Io, invece, non potevo esibire niente e neanche aspettarmi un gesto galante da Paolo. Almeno non nel senso inteso generalmente.

Alle feste guardavamo gli altri ballare. Lui rideva come un matto, io protestavo - racconta Agnese - Allora mi faceva finire di parlare poi mi chiedeva: Agnese, ma tu perché stai con me?

Io non ti do niente di tutto questo. Non sono il tipo di marito che torna a casa sempre allo stesso orario, si mette le pantofole, si siede davanti al telegiornale e poi nel pomeriggio porta la moglie in giro per una passeggiata. 

Faceva una pausa e mi diceva ancora: lo sai perché stai con me?

Perché io ti racconto la lieta novella. La prima volta che me lo disse rimasi spiazzata.

Mi misi a piangere.

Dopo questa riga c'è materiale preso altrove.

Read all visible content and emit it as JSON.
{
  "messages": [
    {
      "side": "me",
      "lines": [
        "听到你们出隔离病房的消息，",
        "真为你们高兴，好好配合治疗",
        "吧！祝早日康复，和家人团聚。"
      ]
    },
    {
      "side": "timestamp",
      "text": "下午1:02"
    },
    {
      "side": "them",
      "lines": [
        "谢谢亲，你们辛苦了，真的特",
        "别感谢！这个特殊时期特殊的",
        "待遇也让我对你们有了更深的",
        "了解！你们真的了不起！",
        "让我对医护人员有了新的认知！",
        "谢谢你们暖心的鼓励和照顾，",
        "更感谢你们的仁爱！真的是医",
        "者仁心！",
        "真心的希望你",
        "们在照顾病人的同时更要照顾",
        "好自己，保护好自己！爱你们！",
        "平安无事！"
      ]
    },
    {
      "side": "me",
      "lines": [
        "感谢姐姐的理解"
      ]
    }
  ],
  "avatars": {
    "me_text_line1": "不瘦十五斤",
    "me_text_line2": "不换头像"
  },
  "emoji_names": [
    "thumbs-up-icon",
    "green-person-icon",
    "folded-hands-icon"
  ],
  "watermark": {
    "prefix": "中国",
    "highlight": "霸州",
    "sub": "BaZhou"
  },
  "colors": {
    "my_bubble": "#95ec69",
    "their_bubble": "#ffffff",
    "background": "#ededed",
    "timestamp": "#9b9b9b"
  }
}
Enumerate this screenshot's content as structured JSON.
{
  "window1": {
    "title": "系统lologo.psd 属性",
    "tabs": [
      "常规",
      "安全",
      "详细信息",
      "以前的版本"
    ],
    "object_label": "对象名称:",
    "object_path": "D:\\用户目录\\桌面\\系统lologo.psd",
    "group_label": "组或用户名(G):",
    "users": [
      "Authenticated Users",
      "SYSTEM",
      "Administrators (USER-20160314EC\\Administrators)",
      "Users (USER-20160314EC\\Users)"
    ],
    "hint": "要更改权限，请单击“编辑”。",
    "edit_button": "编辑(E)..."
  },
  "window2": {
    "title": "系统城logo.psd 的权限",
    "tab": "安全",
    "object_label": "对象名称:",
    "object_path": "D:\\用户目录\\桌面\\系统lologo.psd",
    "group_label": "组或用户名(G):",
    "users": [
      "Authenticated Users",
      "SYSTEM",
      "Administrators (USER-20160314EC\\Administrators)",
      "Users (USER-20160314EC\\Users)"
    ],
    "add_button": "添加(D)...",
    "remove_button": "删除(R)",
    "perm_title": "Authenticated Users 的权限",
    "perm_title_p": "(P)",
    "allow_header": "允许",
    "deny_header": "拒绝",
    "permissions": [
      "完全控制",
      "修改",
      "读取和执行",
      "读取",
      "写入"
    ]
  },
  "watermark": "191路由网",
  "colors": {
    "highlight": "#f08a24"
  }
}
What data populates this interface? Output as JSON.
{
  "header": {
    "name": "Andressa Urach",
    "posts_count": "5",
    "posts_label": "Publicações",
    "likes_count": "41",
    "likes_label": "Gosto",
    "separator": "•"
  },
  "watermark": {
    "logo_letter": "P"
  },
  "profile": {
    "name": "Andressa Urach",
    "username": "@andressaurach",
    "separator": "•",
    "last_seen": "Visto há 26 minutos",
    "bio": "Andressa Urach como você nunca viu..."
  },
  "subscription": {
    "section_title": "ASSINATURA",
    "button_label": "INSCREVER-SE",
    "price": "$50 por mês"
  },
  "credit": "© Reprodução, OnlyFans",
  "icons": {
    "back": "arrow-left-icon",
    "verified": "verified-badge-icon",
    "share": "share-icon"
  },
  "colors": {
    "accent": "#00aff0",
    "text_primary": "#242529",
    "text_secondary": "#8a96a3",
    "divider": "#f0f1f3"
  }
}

Erano lacrime di felicità». 

Paolo sussurrava ad Agnese che la lieta novella avrebbe tenuto vivo il loro amore, «perché l’amore ha bisogno di mantenersi fresco con una novità ogni giorno che non è il fiore o un regalo qualsiasi.

Perché tutto passa. Io ogni giorno mi devo rinnamorare di te. E tu di me. Inventandoci qualcosa di diverso».

Nonostante le difficoltà che Agnese e Paolo Borsellino dovettero affrontare per la scelta che lui aveva fatto, «la lieta novella che mi raccontava ogni giorno era già tutto per me. E anche le giornate pesanti diventavano allegre con le sue parole»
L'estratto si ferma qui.